BMJ 2004 Jan 7;328(7432):134. Epub 2004 Jan 7.
Centre for Health Economics, University of York, Heslington, York YO10 5DD.
Objective: To assess the cost effectiveness of laparoscopic hysterectomy compared with conventional hysterectomy (abdominal or vaginal).
Design: Cost effectiveness analysis based on two parallel trials: laparoscopic (n = 324) compared with vaginal hysterectomy (n = 163); and laparoscopic (n = 573) compared with abdominal hysterectomy (n = 286).
Participants: 1346 women requiring a hysterectomy for reasons other than malignancy.
Main Outcome Measure: One year costs estimated from NHS perspective. Health outcomes expressed in terms of QALYs based on women's responses to the EQ-5D at baseline and at three points during up to 52 weeks' follow up.

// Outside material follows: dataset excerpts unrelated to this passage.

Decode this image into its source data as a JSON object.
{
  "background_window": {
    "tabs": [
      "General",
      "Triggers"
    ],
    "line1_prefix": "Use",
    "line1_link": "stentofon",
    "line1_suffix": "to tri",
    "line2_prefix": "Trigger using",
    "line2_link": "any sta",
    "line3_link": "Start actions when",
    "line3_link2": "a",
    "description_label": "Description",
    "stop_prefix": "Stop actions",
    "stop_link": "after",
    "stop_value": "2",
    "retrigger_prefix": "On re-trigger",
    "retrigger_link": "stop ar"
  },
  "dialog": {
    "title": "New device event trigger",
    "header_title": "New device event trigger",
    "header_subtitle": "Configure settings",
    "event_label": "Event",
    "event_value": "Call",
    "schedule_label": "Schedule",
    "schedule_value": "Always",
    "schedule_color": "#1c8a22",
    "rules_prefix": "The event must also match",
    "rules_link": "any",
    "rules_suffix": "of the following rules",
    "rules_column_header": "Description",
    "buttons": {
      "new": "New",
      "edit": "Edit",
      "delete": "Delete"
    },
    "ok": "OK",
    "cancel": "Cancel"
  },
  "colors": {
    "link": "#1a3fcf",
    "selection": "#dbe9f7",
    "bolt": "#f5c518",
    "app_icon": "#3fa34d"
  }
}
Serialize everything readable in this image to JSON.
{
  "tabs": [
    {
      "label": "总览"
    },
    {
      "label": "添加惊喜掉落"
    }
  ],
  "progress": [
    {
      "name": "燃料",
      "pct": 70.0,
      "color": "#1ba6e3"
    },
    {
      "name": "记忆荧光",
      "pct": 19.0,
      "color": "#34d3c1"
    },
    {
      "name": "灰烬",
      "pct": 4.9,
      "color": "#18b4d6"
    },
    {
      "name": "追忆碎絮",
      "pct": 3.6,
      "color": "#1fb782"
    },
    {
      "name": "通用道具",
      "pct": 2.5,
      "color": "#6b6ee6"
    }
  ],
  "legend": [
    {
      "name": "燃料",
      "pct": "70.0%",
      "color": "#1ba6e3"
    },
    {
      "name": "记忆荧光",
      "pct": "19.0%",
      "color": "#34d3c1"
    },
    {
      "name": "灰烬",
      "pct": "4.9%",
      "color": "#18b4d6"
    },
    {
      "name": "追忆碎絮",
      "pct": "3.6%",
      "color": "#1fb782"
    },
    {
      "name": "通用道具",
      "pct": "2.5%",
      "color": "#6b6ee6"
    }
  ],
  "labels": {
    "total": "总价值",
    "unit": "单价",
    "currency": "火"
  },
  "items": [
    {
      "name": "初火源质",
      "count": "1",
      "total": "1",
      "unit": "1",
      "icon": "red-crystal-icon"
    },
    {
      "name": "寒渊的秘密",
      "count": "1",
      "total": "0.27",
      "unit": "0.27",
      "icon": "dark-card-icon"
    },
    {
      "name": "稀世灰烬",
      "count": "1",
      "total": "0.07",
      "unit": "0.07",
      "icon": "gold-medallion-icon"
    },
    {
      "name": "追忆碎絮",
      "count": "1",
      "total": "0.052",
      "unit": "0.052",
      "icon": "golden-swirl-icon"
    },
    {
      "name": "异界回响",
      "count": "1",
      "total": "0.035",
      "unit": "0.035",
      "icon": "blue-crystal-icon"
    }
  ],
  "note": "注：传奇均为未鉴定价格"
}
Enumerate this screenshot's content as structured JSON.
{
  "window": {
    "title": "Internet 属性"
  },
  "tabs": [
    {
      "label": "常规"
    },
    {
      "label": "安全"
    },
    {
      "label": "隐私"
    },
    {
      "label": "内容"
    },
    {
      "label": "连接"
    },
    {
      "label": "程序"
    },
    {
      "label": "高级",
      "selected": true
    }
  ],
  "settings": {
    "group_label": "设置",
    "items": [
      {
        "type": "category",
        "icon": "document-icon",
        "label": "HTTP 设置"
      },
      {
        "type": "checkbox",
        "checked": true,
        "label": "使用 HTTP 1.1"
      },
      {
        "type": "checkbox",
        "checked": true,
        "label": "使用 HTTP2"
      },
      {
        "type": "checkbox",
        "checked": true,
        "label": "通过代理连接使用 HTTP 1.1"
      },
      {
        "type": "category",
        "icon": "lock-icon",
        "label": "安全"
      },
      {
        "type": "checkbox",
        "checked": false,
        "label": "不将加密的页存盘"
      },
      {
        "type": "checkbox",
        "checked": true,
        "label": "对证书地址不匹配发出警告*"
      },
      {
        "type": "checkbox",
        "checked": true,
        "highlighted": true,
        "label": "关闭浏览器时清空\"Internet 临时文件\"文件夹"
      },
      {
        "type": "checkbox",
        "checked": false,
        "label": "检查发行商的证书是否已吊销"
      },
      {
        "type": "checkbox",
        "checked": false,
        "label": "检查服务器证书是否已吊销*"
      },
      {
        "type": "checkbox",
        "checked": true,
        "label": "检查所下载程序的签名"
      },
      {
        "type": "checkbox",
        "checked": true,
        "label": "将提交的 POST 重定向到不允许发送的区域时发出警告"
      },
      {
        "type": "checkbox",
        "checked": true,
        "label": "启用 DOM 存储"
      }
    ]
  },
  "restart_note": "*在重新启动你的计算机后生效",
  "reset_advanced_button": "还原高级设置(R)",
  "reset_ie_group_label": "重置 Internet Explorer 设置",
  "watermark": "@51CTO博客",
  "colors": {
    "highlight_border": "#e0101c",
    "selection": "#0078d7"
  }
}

Results: Laparoscopic hysterectomy cost an average of 401 pounds sterling (708 dollars; 571 euros) more (95% confidence interval 271 pounds sterling to 542 pounds sterling) than vaginal hysterectomy but produced little difference in mean QALYs (0.0015, -0.015 to 0.018). Mean differences in cost and QALYs generated an incremental cost per QALY gained of 267 333 pounds sterling (471 789 dollars; 380 437 euros). The probability that laparoscopic hysterectomy is cost effective was below 50% for a large range of values of willingness to pay for an additional QALY. Laparoscopic hysterectomy cost an average of 186 pounds sterling (328 dollars; 265 euros) more than abdominal hysterectomy, although 95% confidence intervals crossed zero (-26 pounds sterling to 375 pounds sterling); there was little difference in mean QALYs (0.007, -0.008 to 0.023), resulting in an incremental cost per QALY gained of 26 571 pounds sterling (46 893 dollars; 37 813 euros). If the NHS is willing to pay 30 000 pounds sterling for an additional QALY, the probability that laparoscopic hysterectomy is cost effective is 56%.
Conclusions: Laparoscopic hysterectomy is not cost effective relative to vaginal hysterectomy. Its cost effectiveness relative to the abdominal procedure is finely balanced.